The industry has spent years trying to fend off the new rules, which were conceived during the Obama administration. The regulations were intended to prevent spiraling debt obligations by limiting the number of consecutive loans that could be made and requiring lenders to verify that borrowers could pay back their loans on time while still covering basic living expenses.
In her first major policy move, the bureau’s new director, Kathleen Kraninger, proposed eliminating nearly all of the regulation’s substantive requirements, including the “ability to repay” mandate. There was “insufficient evidence and legal support” for the provision, the bureau said. It also sought to drop a limit that would have prevented lenders from making more than three short-term loans without a 30-day “cooling off” period.
A payday loan customer who borrows $500 would typically owe about $575 two weeks later — an annual percentage rate of nearly 400 percent. If borrowers cannot repay their loans on time, they often borrow more and deepen their debt. It is a hard cycle to break: Half of all payday loans are part of a sequence that stretches at least 10 consecutive loans, according to the consumer bureau’s data.
Consumer advocates said the bureau’s reversal put the interests of businesses ahead of the public’s.
Linda Jun, senior policy counsel for Americans for Financial Reform, wondered whether the change was simply the result of the industry making enough noise.
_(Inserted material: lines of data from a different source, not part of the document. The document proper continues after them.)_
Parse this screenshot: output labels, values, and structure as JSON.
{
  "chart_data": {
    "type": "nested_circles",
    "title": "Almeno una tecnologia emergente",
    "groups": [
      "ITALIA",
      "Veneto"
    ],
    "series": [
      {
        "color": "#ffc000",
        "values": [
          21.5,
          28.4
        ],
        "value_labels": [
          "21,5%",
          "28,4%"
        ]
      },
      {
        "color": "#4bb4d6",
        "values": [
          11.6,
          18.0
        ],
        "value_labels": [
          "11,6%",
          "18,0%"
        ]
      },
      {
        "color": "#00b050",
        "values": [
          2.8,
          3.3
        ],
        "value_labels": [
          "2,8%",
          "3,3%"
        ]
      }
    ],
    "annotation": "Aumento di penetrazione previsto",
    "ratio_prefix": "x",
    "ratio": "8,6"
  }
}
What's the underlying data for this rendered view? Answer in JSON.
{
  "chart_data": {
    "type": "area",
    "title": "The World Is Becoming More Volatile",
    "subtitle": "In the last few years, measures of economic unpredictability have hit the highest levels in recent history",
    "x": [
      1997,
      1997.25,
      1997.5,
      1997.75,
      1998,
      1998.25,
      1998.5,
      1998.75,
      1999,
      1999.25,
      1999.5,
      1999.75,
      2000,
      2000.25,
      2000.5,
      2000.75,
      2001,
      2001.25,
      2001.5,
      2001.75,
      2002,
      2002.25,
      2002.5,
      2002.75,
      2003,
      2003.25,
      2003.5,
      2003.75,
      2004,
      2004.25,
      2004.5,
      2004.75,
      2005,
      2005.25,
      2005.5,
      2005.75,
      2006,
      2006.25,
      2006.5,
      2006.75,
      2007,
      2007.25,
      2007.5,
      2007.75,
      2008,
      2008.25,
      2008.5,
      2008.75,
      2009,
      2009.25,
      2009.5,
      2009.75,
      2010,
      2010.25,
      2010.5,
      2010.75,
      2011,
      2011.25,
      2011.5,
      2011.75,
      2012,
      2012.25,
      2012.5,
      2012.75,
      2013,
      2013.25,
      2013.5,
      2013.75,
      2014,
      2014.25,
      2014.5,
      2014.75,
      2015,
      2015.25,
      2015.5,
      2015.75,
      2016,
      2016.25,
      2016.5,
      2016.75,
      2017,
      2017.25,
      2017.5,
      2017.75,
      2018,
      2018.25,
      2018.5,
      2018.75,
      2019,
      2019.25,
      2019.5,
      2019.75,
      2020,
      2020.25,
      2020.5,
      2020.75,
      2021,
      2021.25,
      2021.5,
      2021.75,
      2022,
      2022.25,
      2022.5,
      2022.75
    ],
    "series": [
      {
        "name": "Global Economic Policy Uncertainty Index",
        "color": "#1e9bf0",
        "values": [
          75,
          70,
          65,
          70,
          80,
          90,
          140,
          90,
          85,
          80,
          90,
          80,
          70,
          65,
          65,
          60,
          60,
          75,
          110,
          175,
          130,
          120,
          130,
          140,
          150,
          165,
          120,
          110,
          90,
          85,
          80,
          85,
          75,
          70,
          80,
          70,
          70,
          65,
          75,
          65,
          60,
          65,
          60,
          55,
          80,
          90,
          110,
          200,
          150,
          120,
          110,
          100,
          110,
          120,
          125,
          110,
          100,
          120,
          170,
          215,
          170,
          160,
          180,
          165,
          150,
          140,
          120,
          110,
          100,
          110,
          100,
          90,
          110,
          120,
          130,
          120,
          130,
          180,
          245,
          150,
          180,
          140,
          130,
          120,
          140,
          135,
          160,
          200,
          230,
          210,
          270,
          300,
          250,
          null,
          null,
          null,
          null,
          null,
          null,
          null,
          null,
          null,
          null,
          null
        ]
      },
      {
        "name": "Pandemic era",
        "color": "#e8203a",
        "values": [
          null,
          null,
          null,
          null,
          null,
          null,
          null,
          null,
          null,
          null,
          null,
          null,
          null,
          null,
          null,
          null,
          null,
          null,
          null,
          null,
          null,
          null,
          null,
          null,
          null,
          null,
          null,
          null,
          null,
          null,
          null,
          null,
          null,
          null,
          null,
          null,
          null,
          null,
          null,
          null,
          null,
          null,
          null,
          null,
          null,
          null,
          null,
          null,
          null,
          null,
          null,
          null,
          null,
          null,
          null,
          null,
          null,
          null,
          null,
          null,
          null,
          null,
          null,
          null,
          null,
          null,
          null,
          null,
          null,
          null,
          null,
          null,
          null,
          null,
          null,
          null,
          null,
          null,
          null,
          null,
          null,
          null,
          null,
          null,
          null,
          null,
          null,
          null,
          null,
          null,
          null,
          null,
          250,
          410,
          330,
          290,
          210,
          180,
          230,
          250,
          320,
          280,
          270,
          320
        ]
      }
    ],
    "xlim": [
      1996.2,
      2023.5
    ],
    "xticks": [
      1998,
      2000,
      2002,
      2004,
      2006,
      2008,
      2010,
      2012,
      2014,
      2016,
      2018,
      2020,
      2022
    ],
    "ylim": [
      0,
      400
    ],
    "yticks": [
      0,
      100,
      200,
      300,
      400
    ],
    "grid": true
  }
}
“It’s not like the agency wrote the old rule on a whim,” she said. “It was the outcome of a five-year process, with a lot of research and conversations with stakeholders on all sides. To essentially say ‘just kidding’ and toss it aside is extremely disconcerting.”
Payday loans are effectively illegal in about 20 states, but in the rest, they are profitable and popular: Americans borrowed nearly $29 billion from payday lenders in 2017, paying $5 billion in fees, according to estimates by John Hecht, an analyst at financial services firm Jefferies.
In California, lenders may not cash the check until the borrower’s next payday, up to 31 days. The maximum loan amount a consumer can borrow is $300, and the maximum fee a payday lender can charge is 15 percent of the face amount of the check (up to a maximum of $45).